Private Anlagen in die Infrastruktur haben im Zeitraum 2021-2022 weltweit erstmals die Marke von 1.000 Mrd. US-Dollar überschritten, und für die nächsten fünf Jahre wird ein Wachstum von 116% erwartet. Damit ist diese Anlageklasse das wachstumsstärkste Segment im Bereich Private Markets und Alternative Investments. Anfang 2023 standen knapp 350 Infrastrukturfonds in den Startlöchern, die mehr als 250 Mrd.

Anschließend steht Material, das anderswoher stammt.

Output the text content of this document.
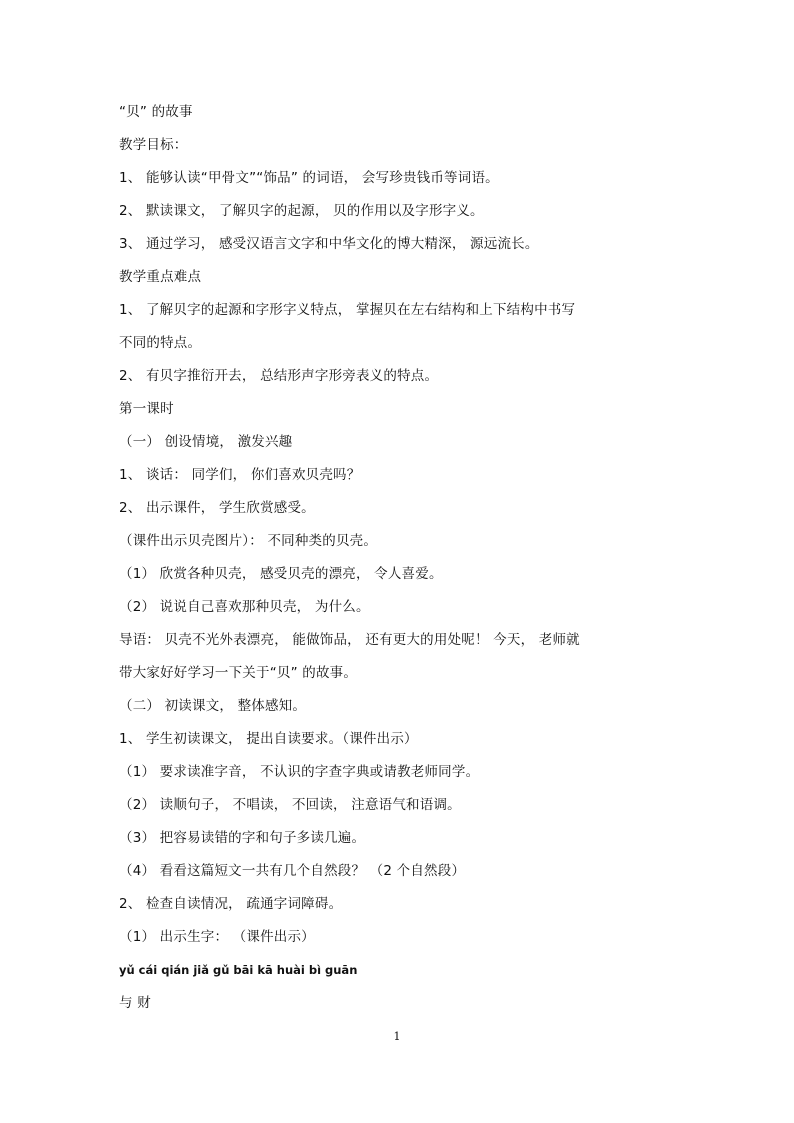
“贝” 的故事
教学目标：
1、 能够认读“甲骨文”“饰品” 的词语， 会写珍贵钱币等词语。
2、 默读课文， 了解贝字的起源， 贝的作用以及字形字义。
3、 通过学习， 感受汉语言文字和中华文化的博大精深， 源远流长。
教学重点难点
1、 了解贝字的起源和字形字义特点， 掌握贝在左右结构和上下结构中书写
不同的特点。
2、 有贝字推衍开去， 总结形声字形旁表义的特点。
第一课时
（一） 创设情境， 激发兴趣
1、 谈话： 同学们， 你们喜欢贝壳吗？
2、 出示课件， 学生欣赏感受。
（课件出示贝壳图片）： 不同种类的贝壳。
（1） 欣赏各种贝壳， 感受贝壳的漂亮， 令人喜爱。
（2） 说说自己喜欢那种贝壳， 为什么。
导语： 贝壳不光外表漂亮， 能做饰品， 还有更大的用处呢！ 今天， 老师就
带大家好好学习一下关于“贝” 的故事。
（二） 初读课文， 整体感知。
1、 学生初读课文， 提出自读要求。（课件出示）
（1） 要求读准字音， 不认识的字查字典或请教老师同学。
（2） 读顺句子， 不唱读， 不回读， 注意语气和语调。
（3） 把容易读错的字和句子多读几遍。
（4） 看看这篇短文一共有几个自然段？ （2 个自然段）
2、 检查自读情况， 疏通字词障碍。
（1） 出示生字： （课件出示）
yǔ cái qián jiǎ gǔ bāi kā huài bì guān
与 财
1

US-Dollar an Kapital einwerben wollen.

Charlotte Dewynter

Inflationsängste, geopolitische Instabilität, das Streben nach Unabhängigkeit in der Energieversorgung und der enorme Investitionsbedarf für die Energie- und Klimawende, die Digitalisierung und die Förderung neuer Mobilitätsformen sind die Haupttriebkräfte dieses Wachstums. Privates Kapital zur Infrastrukturfinanzierung eröffnet angesichts knapper Kassen beim Staat und den Unternehmen zusätzliche Spielräume für diese Investitionen.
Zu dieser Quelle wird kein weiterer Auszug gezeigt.